Will, la voix traînante :
– Après le show, y’a commencé à dire qu’il était Dieu, pis les Poils lui ont payé la traite et il est allé s’asseoir avec eux. Ils ont passé la nuit dans sa chambre, toute la gagne.
Moi, rassurant :
– L’effet des Mandrax doit être terminé maintenant, il va bien finir par aller se coucher.
Will, fataliste :
– Y’ont de la mescaline !
Moi, découragé :
– Ostie !
Will, parlant très vite :
– Qu’est-ce qu’on fait ? Le boss va annuler notre contrat si Gerry ne chante pas à soir ! On va être dans la marde ! On doit $200 de bar-bill et $150 de restaurant ! On n’a pas une cenne pour retourner à Montréal !
Moi, décidé à régler le problème :
– Bon ! Ça va !  On y va !

Nous arrivâmes tous en même temps dans le lobby du motel, Johnny, Wézo, Pop’s Lulu, Belzébuth notre sonorisateur et neveu de Wèzo, l’Américain, le Français, Gilbert le patron du Motel, Carole sa fille et quelques autres employés de l’établissement :

Moi, l’air calme et décidé :
– Bon ! Je vais aller voir ce qui se passe, et je reviens vous donner les nouvelles.
Le patron, pas de bonne humeur :
– Y’ont besoin d’être bonnes ! Si y’est pas su’l stage à soir, vous êtes sur la route demain matin ! Pis je garde votre paye de la fin de semaine pour payer vos dettes !
Carole, d’une voix douce mais ferme :
– Voyons papa… Pierre est capable de faire le show ! Même si Gerry n’était pas là, on pourrait passer une belle soirée…
Le patron, autoritaire :
– Carole ! Mêle-toi pas de ça !
Pop’s Lulu, insistant :
– Ben oui, Gilbert, Pierre peut chanter les chansons de Gerry, il les a composées…
Le patron en colère :
– Toé Ménard, asseye-pas de me passer un lapin pour un canard ! Harel, y chante bin, y’est showman, mais c’est Boulet que l’monde connaissent icitte ! Moé j’paye pour cinq musiciens sur le stage, ou ben j’paye pas pantoute !  Le show commence à neuf heures

J’étais vêtu d’un jeans délavé, d’une chemise bleue à pois roses, d’un perfecto neuf et d’une paire de bottes cosaques bleu-poudre décorées d’un cœur de cuir rouge au coup de pied. J’avais les cheveux qui m’arrivaient aux omoplates, une chatoyante ceinture de pierres du Rhin négligemment enroulée autour du cou, et un bronzage Acapulco.  Des boucles clinquantes ornaient mes oreilles récemment percées.
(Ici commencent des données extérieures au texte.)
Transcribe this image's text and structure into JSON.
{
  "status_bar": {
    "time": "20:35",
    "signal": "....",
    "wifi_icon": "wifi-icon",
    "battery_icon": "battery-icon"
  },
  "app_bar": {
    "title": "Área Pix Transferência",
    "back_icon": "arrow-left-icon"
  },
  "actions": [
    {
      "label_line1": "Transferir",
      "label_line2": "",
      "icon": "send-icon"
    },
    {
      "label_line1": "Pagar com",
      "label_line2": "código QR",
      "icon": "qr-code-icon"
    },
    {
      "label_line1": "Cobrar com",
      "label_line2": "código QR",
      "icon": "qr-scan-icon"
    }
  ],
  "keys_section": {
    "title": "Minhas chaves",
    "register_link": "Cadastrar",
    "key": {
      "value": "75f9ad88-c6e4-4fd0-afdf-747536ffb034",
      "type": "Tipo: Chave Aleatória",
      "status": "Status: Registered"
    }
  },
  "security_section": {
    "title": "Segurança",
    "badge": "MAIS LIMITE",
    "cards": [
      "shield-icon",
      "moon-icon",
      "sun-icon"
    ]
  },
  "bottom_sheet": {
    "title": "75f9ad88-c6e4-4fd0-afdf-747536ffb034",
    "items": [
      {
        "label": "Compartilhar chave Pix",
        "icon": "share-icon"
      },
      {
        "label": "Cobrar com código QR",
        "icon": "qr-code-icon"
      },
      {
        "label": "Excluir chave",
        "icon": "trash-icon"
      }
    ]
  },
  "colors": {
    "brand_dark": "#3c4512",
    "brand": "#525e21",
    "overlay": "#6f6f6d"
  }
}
Je m’avançai donc dans le parking vers la troupe de Galiléens.  Me voyant arriver les hippies redoublèrent d’intensité dans le tapochage arythmique et disparate de leurs rugueux tam-tams. Je marchais précautionneusement, sautillant entre de larges flaques de neige liquide nacrées de stries multicolores d’hydrocarbures.

Gerry, les yeux au ciel en me bénissant :
– Tu es Pierre. Et sur cette pierre je bâtirai mon Église.
Moi, d’un ton détaché :
– Viens-tu pratiquer après-midi ?

Les tambourineurs avaient cessé de jouer et me regardaient en silence comme si j’avais commis un sacrilège. Gerry, les yeux fermés, s’approcha jusqu’à me toucher en passant ses mains sur ma tête et suivant chaque courbe, chacune des aspérités de ma physionomie faciale. Mon grand nez surtout fut l’objet de plus longues études topographiques jusqu’à ce que ce divin chanteur me mette ses deux index dans les trous de nez en éclatant d’un rire sardonique.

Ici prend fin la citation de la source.